A força cromatográfica mede a capacidade da FM em interagir com os componentes da amostra. Essa interação pode ser por meio de forças de Van der Walls (dispersivas ou de London e as dipolo-dipolo de Keesom e Debye), além de ligações de hidrogênio ou forças dielétricas.

Todos esses tipos de interação podem ser agrupados no parâmetro polaridade do solvente – denominada série eluotrópica. A série eluotrópica é organizada de acordo com a polaridade e permite escolher o melhor solvente que será mais competitivo em relação a característica da fase estacionária. Se a fase estacionária for apolar o solvente mais forte será o mais apolar, se a fase estacionária for polar o solvente mais forte será o mais polar. A mistura de 2 ou mais solventes irá permitir controlar a força resultante da fase móvel.

Tabela de força de eluição de solventes, indicando a ordem de polaridade, e comprimento de onda de corte no UV,

Quando pensamos no emprego de certo solvente em um tipo específico de cromatografia, isto é, de fase reversa ou normal, temos a classificação do fator força peso do solvente (S) para definir a escolha do solvente sem relação a nossa necessidade de “força” necessária em uma dada separação.
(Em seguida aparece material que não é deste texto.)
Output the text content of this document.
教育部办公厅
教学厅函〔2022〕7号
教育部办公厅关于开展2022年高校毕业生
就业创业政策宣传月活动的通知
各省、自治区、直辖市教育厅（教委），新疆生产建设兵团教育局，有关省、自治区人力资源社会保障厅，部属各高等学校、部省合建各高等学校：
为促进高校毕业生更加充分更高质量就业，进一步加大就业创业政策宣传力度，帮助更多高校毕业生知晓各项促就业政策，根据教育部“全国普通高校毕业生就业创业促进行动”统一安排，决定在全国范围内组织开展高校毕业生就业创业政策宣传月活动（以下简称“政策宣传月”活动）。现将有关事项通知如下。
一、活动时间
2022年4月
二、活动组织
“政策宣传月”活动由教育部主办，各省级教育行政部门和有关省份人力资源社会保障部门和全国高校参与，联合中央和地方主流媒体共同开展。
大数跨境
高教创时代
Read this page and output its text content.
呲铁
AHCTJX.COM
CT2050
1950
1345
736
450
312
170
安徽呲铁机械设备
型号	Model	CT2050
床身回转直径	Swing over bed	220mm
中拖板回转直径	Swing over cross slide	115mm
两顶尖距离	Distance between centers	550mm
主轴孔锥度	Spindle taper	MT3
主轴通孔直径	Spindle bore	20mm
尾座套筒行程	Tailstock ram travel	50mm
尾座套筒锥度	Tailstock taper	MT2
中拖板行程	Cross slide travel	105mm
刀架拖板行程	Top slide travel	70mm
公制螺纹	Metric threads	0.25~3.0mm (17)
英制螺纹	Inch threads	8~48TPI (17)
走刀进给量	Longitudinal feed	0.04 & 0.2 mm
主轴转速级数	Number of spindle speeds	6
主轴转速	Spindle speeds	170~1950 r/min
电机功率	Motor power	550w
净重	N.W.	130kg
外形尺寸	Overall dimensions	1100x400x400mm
A Tabela a seguir fornece a polaridade do solvente em relação à cromatografia de partição em fase reversa e normal.

Tabela de força peso considerando fase reversa e fase normal.

Observando o valor de força peso, verificamos que é possível trabalhar com uma porcentagem maior de metanol do que de acetonitrila, para obter a mesma força cromatográfica e uma porcentagem menor de THF para obter essa força (considerando uma fase móvel com mistura binária solvente/água).


Nomograma comparando a proporção necessária para obter aproximadamente a mesma força considerando acetonitrila, metanol e tetrahidrofurano (THF).

O Nomograma acima mostra as % em volume de solvente tendo a mesma força eluente. Uma linha vertical intercepta cada linha de solvente no mesmo valor de força eluente.

A retenção de um componente é controlada pela força do solvente. Solventes fortes diminuem a retenção e solventes fracos aumentam a retenção.

A força cromatográfica da FM adequada para uma separação é selecionada através da análise do fator de retenção, k.

Um valor de k baixo significa pouca interação dos solutos com a fase estacionária. Por outro lado, um valor de k elevado implica forte interação entre o soluto e a FE. Nenhum extremo é recomendado, seja por fornecerem separações pouco eficientes seja por implicar em tempos de análises longos, com alargamento dos picos. O intervalo ideal do fator de retenção é 1 ≤ k ≤ 10; entretanto, para análises de múltiplos componentes, também se aceita 0,5 ≤ k ≤ 20.

A força cromatográfica ótima para uma separação é, em geral, selecionada empiricamente por tentativa e erro, como exemplificado abaixo. Porém, atualmente, muitos empregam o QbD para uma abordagem mais sistemática de otimização de FM e método cromatográfico.

Em geral, inicia-se a separação da amostra usando-se uma fase móvel de força cromatográfica elevada, de modo que todos os componentes eluam com tempo de retenção semelhante ao de um composto não retido, tM (t0).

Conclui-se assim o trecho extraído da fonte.